Museum of Comparative Zoology, Harvard University
The suboscines passerines represent almost 15% of the world’s avifauna. One in three Neotropical bird species is a suboscine, making this the perfect group to examine the origins of tropical biodiversity. Many species are widely distributed and can occur in various habitats, whereas others are geographically restricted and exhibit varying degrees of ecological specialization. Thus, suboscines are an ideal group to deepen our knowledge of Neotropical avian ecology and evolution.
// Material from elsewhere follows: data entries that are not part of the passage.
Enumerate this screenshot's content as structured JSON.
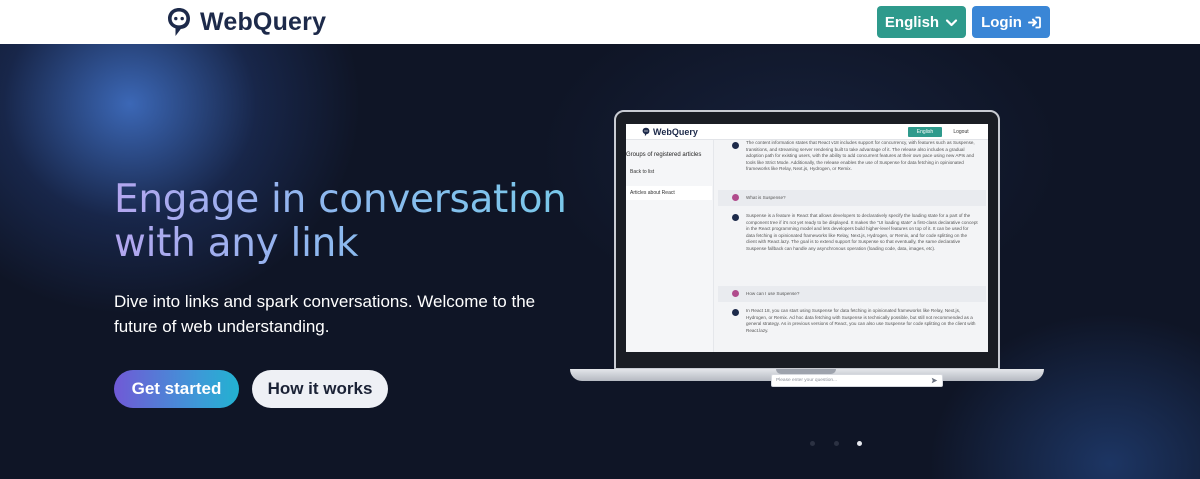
{
  "header": {
    "brand_name": "WebQuery",
    "language_label": "English",
    "login_label": "Login"
  },
  "hero": {
    "title_line1": "Engage in conversation",
    "title_line2": "with any link",
    "subtitle": "Dive into links and spark conversations. Welcome to the future of web understanding.",
    "cta_label": "Get started",
    "secondary_label": "How it works"
  },
  "screen": {
    "brand_name": "WebQuery",
    "language_label": "English",
    "logout_label": "Logout",
    "sidebar_title": "Groups of registered articles",
    "back_link": "Back to list",
    "selected_group": "Articles about React",
    "input_placeholder": "Please enter your question...",
    "messages": [
      {
        "role": "bot",
        "text": "The content information states that React v18 includes support for concurrency, with features such as Suspense, transitions, and streaming server rendering built to take advantage of it. The release also includes a gradual adoption path for existing users, with the ability to add concurrent features at their own pace using new APIs and tools like Strict Mode. Additionally, the release enables the use of Suspense for data fetching in opinionated frameworks like Relay, Next.js, Hydrogen, or Remix."
      },
      {
        "role": "user",
        "text": "What is Suspense?"
      },
      {
        "role": "bot",
        "text": "Suspense is a feature in React that allows developers to declaratively specify the loading state for a part of the component tree if it's not yet ready to be displayed. It makes the \"UI loading state\" a first-class declarative concept in the React programming model and lets developers build higher-level features on top of it. It can be used for data fetching in opinionated frameworks like Relay, Next.js, Hydrogen, or Remix, and for code splitting on the client with React.lazy. The goal is to extend support for Suspense so that eventually, the same declarative Suspense fallback can handle any asynchronous operation (loading code, data, images, etc)."
      },
      {
        "role": "user",
        "text": "How can I use Suspense?"
      },
      {
        "role": "bot",
        "text": "In React 18, you can start using Suspense for data fetching in opinionated frameworks like Relay, Next.js, Hydrogen, or Remix. Ad hoc data fetching with Suspense is technically possible, but still not recommended as a general strategy. As in previous versions of React, you can also use Suspense for code splitting on the client with React.lazy."
      }
    ]
  },
  "carousel": {
    "total": 3,
    "active_index": 2
  },
  "colors": {
    "language_button": "#2e9a8c",
    "login_button": "#3a86d6",
    "brand_text": "#1d2a4a"
  }
}
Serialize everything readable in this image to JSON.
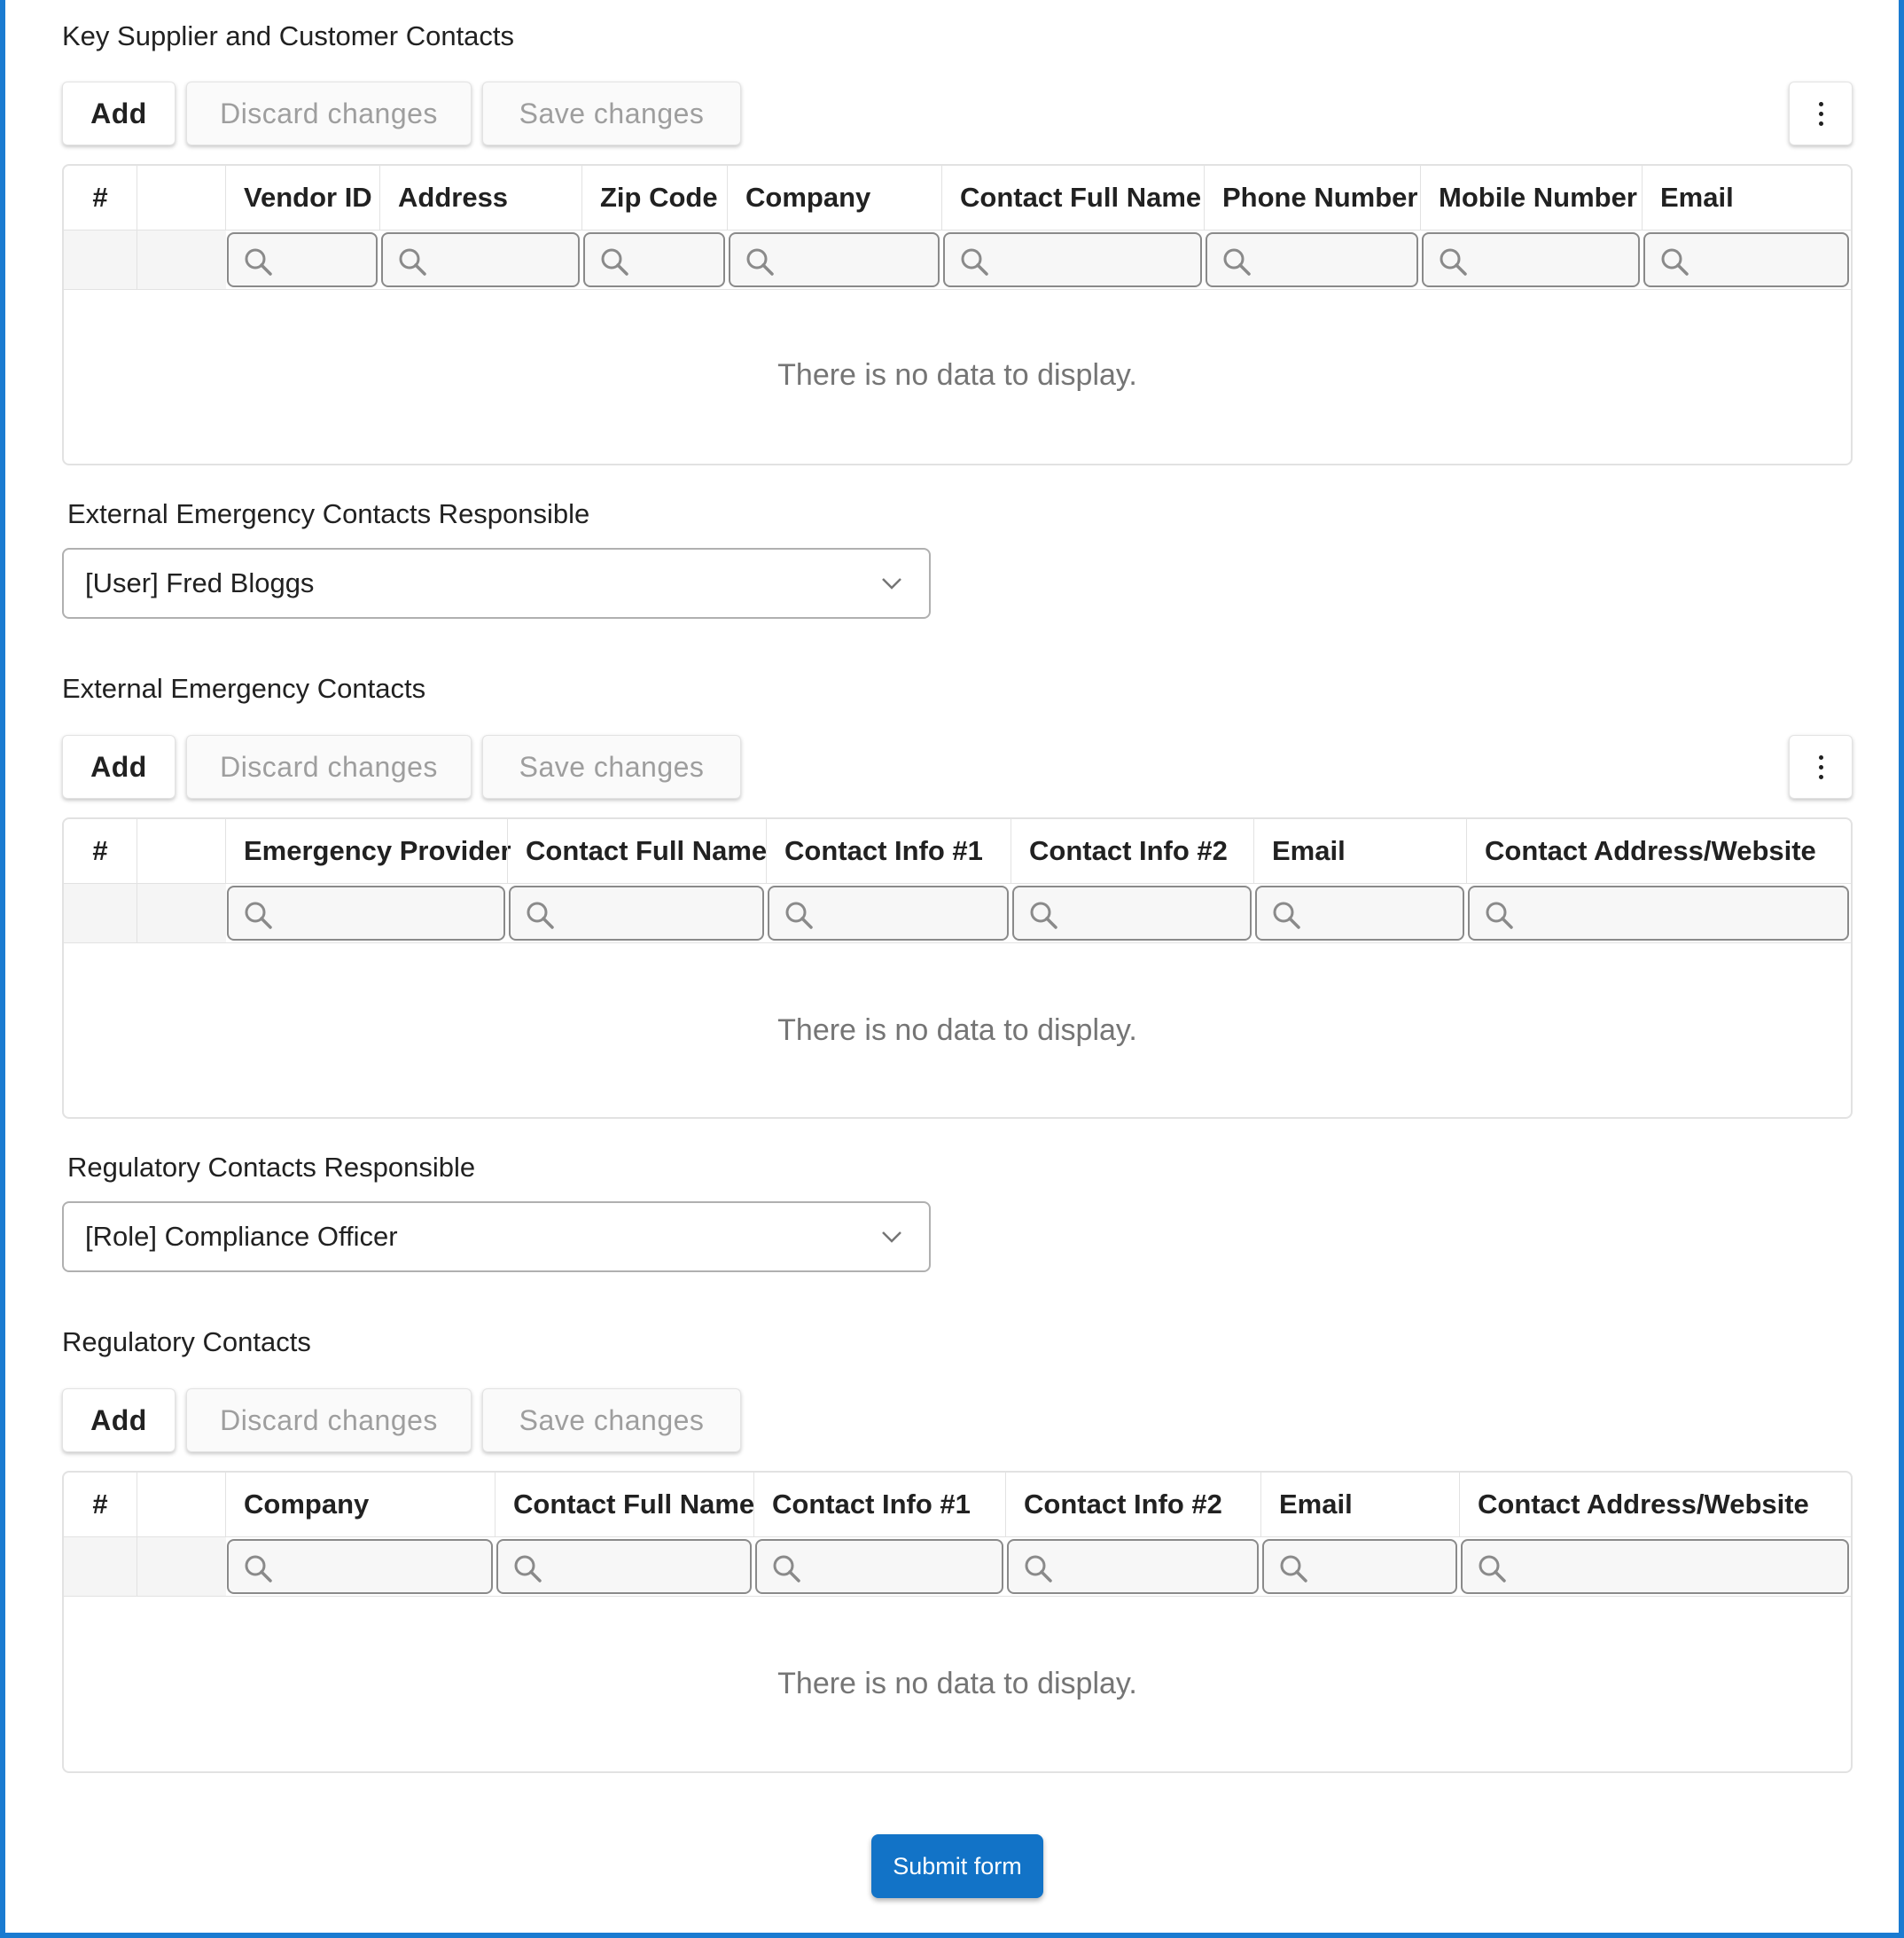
{
  "section1": {
    "title": "Key Supplier and Customer Contacts",
    "toolbar": {
      "add": "Add",
      "discard": "Discard changes",
      "save": "Save changes"
    },
    "columns": [
      "#",
      "",
      "Vendor ID",
      "Address",
      "Zip Code",
      "Company",
      "Contact Full Name",
      "Phone Number",
      "Mobile Number",
      "Email"
    ],
    "empty_text": "There is no data to display."
  },
  "field1": {
    "label": "External Emergency Contacts Responsible",
    "value": "[User] Fred Bloggs"
  },
  "section2": {
    "title": "External Emergency Contacts",
    "toolbar": {
      "add": "Add",
      "discard": "Discard changes",
      "save": "Save changes"
    },
    "columns": [
      "#",
      "",
      "Emergency Provider",
      "Contact Full Name",
      "Contact Info #1",
      "Contact Info #2",
      "Email",
      "Contact Address/Website"
    ],
    "empty_text": "There is no data to display."
  },
  "field2": {
    "label": "Regulatory Contacts Responsible",
    "value": "[Role] Compliance Officer"
  },
  "section3": {
    "title": "Regulatory Contacts",
    "toolbar": {
      "add": "Add",
      "discard": "Discard changes",
      "save": "Save changes"
    },
    "columns": [
      "#",
      "",
      "Company",
      "Contact Full Name",
      "Contact Info #1",
      "Contact Info #2",
      "Email",
      "Contact Address/Website"
    ],
    "empty_text": "There is no data to display."
  },
  "submit_label": "Submit form",
  "colors": {
    "accent": "#1273c7",
    "frame": "#1a7bd1"
  },
  "icons": {
    "search": "search-icon",
    "more": "more-vertical-icon",
    "dropdown": "chevron-down-icon"
  }
}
In this talk, I will cover the latest findings regarding the diversification of suboscines based on cutting-edge genomic research, and I will discuss how they impact our understanding of natural history, species distribution, phenotypic evolution, and taxonomy.
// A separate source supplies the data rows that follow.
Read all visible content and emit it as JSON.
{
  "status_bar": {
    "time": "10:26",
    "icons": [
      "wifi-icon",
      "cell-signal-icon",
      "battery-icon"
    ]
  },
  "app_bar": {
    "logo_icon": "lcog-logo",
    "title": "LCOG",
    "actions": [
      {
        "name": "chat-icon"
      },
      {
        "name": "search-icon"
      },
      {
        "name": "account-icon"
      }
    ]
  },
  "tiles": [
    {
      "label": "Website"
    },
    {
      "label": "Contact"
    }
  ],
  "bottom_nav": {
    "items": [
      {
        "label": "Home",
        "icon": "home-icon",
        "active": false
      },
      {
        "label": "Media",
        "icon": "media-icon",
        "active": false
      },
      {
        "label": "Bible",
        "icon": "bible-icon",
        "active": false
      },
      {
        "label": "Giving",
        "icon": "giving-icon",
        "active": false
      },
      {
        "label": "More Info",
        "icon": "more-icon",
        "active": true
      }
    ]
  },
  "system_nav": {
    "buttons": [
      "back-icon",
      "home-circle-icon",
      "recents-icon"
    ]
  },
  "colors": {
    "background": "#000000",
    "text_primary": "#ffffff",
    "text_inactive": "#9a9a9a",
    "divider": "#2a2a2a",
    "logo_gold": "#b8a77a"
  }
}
Dr. Gustavo Bravo is a Research Associate in the Museum of Comparative Zoology at Harvard University. He got his BSc. at the Universidad de los Andes, Bogotá, Colombia, and his PhD at Louisiana State University, Baton Rouge. Dr. Bravo has broad interests in the ecology and evolution of birds. His research goals are to understand the evolutionary mechanisms underlying the diversification, phenotypic evolution, historical biogeography, and distributional patterns of birds. Specifically, he is interested understanding how the interaction between phenotypes and the environment affects patterns of diversification across time and space. He integrates genetic, phenotypic, ecological, behavioral, and distributional data obtained directly in the field, in the lab, and in scientific collections.